MANS, an NGO in Montenegro that works actively to fight against corruption, said it has filed a claim against President Milo Djukanovic and several other businessmen and politicians who it accused of abusing their positions to gain illegal profit from the privatisation of power firm EPCG.
A majority stake in EPCG was sold to Italy’s A2A in 2009. Following the Italian company’s disagreement with the government, which was the other major shareholder, A2A decided to exit EPCG in July 2017.
According to MANS, in 2009 a criminal group, organised and managed by Djkanovic and Branimir Gvozdenovic, current parliament deputy speaker, arranged the sale of a stake in EPCG at a lower price to A2A. At the time, Djukanovic was prime minister and Gvozdenovic was in charge of the privatisation.

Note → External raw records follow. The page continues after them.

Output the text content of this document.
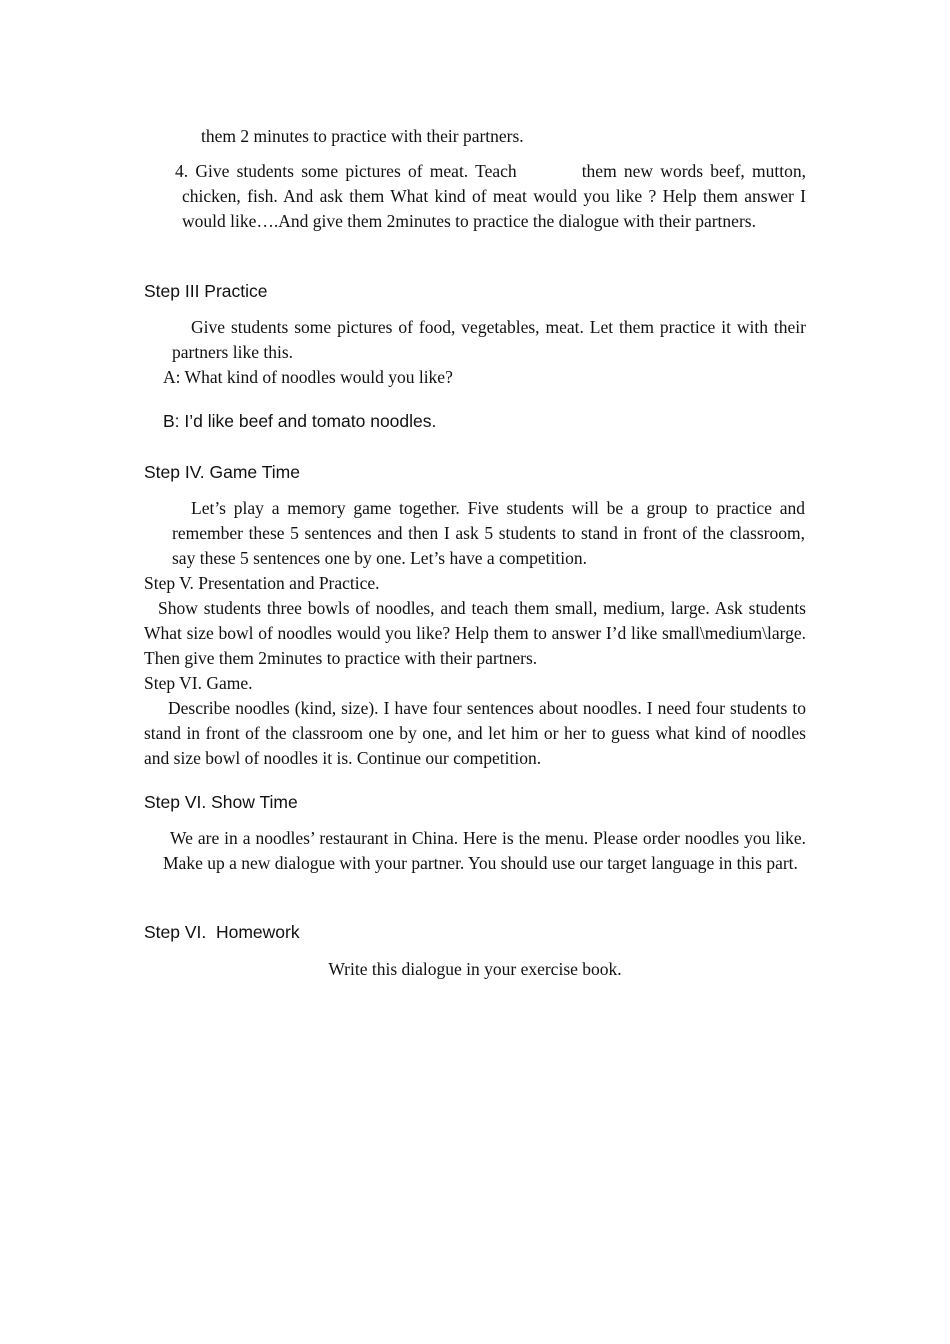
them 2 minutes to practice with their partners.

4. Give students some pictures of meat. Teach         them new words beef, mutton, chicken, fish. And ask them What kind of meat would you like ? Help them answer I would like….And give them 2minutes to practice the dialogue with their partners.

Step III Practice

Give students some pictures of food, vegetables, meat. Let them practice it with their partners like this.

A: What kind of noodles would you like?

B: I’d like beef and tomato noodles.

Step IV. Game Time

Let’s play a memory game together. Five students will be a group to practice and remember these 5 sentences and then I ask 5 students to stand in front of the classroom, say these 5 sentences one by one. Let’s have a competition.

Step V. Presentation and Practice.

Show students three bowls of noodles, and teach them small, medium, large. Ask students What size bowl of noodles would you like? Help them to answer I’d like small\medium\large. Then give them 2minutes to practice with their partners.

Step VI. Game.

Describe noodles (kind, size). I have four sentences about noodles. I need four students to stand in front of the classroom one by one, and let him or her to guess what kind of noodles and size bowl of noodles it is. Continue our competition.

Step VI. Show Time

We are in a noodles’ restaurant in China. Here is the menu. Please order noodles you like. Make up a new dialogue with your partner. You should use our target language in this part.

Step VI.  Homework

Write this dialogue in your exercise book.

MANS claims that EPCG’s shareholders lost €170mn from the sale of the stake. It provided no details on the exact involvement of Djukanovic in its press release.
The claim was filed at a time when Djukanovic is under pressure from a series of thousands-strong opposition protests, with demonstrators accusing the government of corruption and abuse of power. They follow accusations of corruption levelled at Djukanovic by the owner of two local banks, claims that have been denied by the president and ruling party.
This is not the first time MANS has pushed for an investigation related to EPCG and A2A.
Previously, the prosecution launched an investigation following a case initiated by MANS over EPCG’s plans to buy stakes held by A2A and Aco Djukanovic, the president's brother, in the Rudnik Uglja coal mine. The NGO accused A2A of bribing EPCG managers to present and defend a proposal for the sale of A2A’s stake in the coal mine to EPCG.
In 2016, the special prosecution launched an investigation into several managers of EPCG in connection to the consultancy contracts with A2A. The contracts allegedly led to excessive costs for the power monopoly and were signed in violation of its procedures and of Montenegro’s laws. The contracts were worth more than €11mn.
In November 2017, A2A returned the €4.34mn it had been paid on the contracts and dropped plans to file a complaint against Montenegro over the remaining €7.75mn.
Among those investigated were EPCG’s former financial directors, Flavio Bianco and Massimo Sala, as well as a former executive director – all of them A2A’s representatives on the power firm’s management board. The special prosecution was also investigating Goran Rodic, a local lawyer it suspected of organising a criminal group along with top managers of A2A with the aim of instigating bribery. It added no details. However, in January 2018 the investigation was ended and no charges were filed.